Friday, November 07, 2003

Parashat Lech Lecha – Part 2

"Sarai said to Abram, G-d has kept me from having children." (16:2)

Sarai and Abram are the first recorded case of infertility in human history. This hits especially close to home given the two miscarriages my wide and I had in the span of 6 months while trying to start a family.

Up to this point in the Torah, no less than 25% of the narrative deals with who gave birth to whom. Clearly, children were central to ones identity. This is still the case today, but (perhaps unfortunately) to a lesser extent. It is clear from the narrative that Sarai and Abram loved each other very much. In a truly unselfish act, Sarai offers her concubine to Abram as a second wife, knowing full well the bond that could develop between Abram and Hagar, at her expense. Sarai wanted so much for her husband to have children that she was willing to take that risk.

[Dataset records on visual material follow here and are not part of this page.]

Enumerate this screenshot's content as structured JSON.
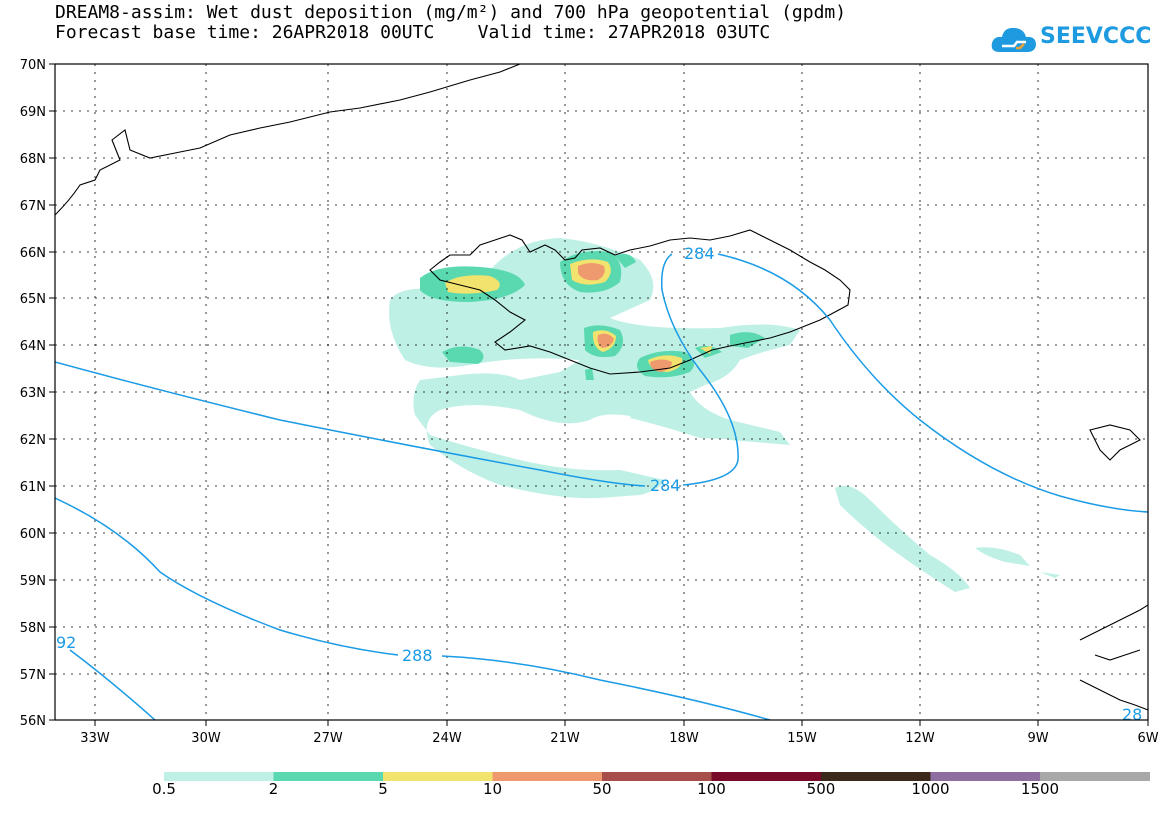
{
  "title": {
    "line1": "DREAM8-assim: Wet dust deposition (mg/m²) and 700 hPa geopotential (gpdm)",
    "line2_left": "Forecast base time: 26APR2018 00UTC",
    "line2_right": "Valid time: 27APR2018 03UTC"
  },
  "logo": {
    "text": "SEEVCCC",
    "icon": "cloud-icon",
    "color": "#1e9be0"
  },
  "axes": {
    "lon_labels": [
      "33W",
      "30W",
      "27W",
      "24W",
      "21W",
      "18W",
      "15W",
      "12W",
      "9W",
      "6W"
    ],
    "lat_labels": [
      "70N",
      "69N",
      "68N",
      "67N",
      "66N",
      "65N",
      "64N",
      "63N",
      "62N",
      "61N",
      "60N",
      "59N",
      "58N",
      "57N",
      "56N"
    ]
  },
  "contours": {
    "color": "#1a9be6",
    "labels": [
      "284",
      "284",
      "288",
      "92",
      "28"
    ]
  },
  "colorbar": {
    "colors": [
      "#bff0e6",
      "#5ad9b0",
      "#f2e36e",
      "#ee9a6e",
      "#a84e4a",
      "#7a0a2a",
      "#3b2a1a",
      "#8e6ea0",
      "#a8a8a8"
    ],
    "labels": [
      "0.5",
      "2",
      "5",
      "10",
      "50",
      "100",
      "500",
      "1000",
      "1500"
    ]
  }
}
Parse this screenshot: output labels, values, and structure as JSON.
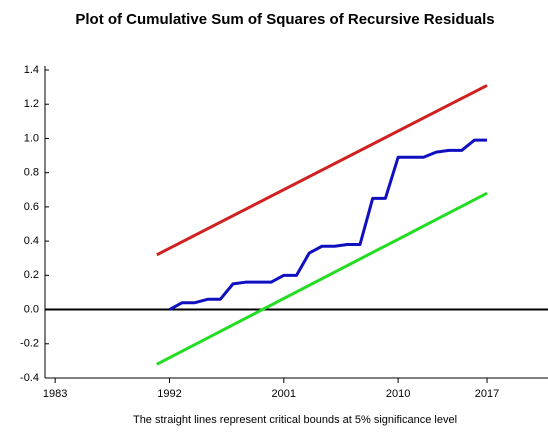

Abram was torn between the desire to have children, and the love for his wife. Though clearly yearning for a child, Abram, as the first Jew, would not consider taking another wife. The Torah does not tell us that Abram married Hagar; instead it says that Sarai took Hagar and gave her to Abram. While Abram surely treated Hagar with honour and respect, the Torah records no conversations between the two.

This seems to be a case of infertility treatment. The couple wanted to have children naturally, but when the wife saw she couldn’t, she did everything in her power to give her husband a child. In those days, the only infertility treatment available was taking a surrogate, today there are many more options. This passage is where Judaism derives its ruling on the permissibility of fertility treatments.

Rabbi Jay Kellman writes “And Abram came to her, and she conceived” (16:4). The birth of Yishmael no doubt evoked mixed emotions. Surely Abram and Sarai where happy that Abram was no longer childless, but no doubt Abram, perhaps even more so that Sarai, felt sadness that his child could not be her child.”

It was the selflessness of Sarai’s act that is why she merited a son of her own. And it is this amazing marriage that should be a model to us all.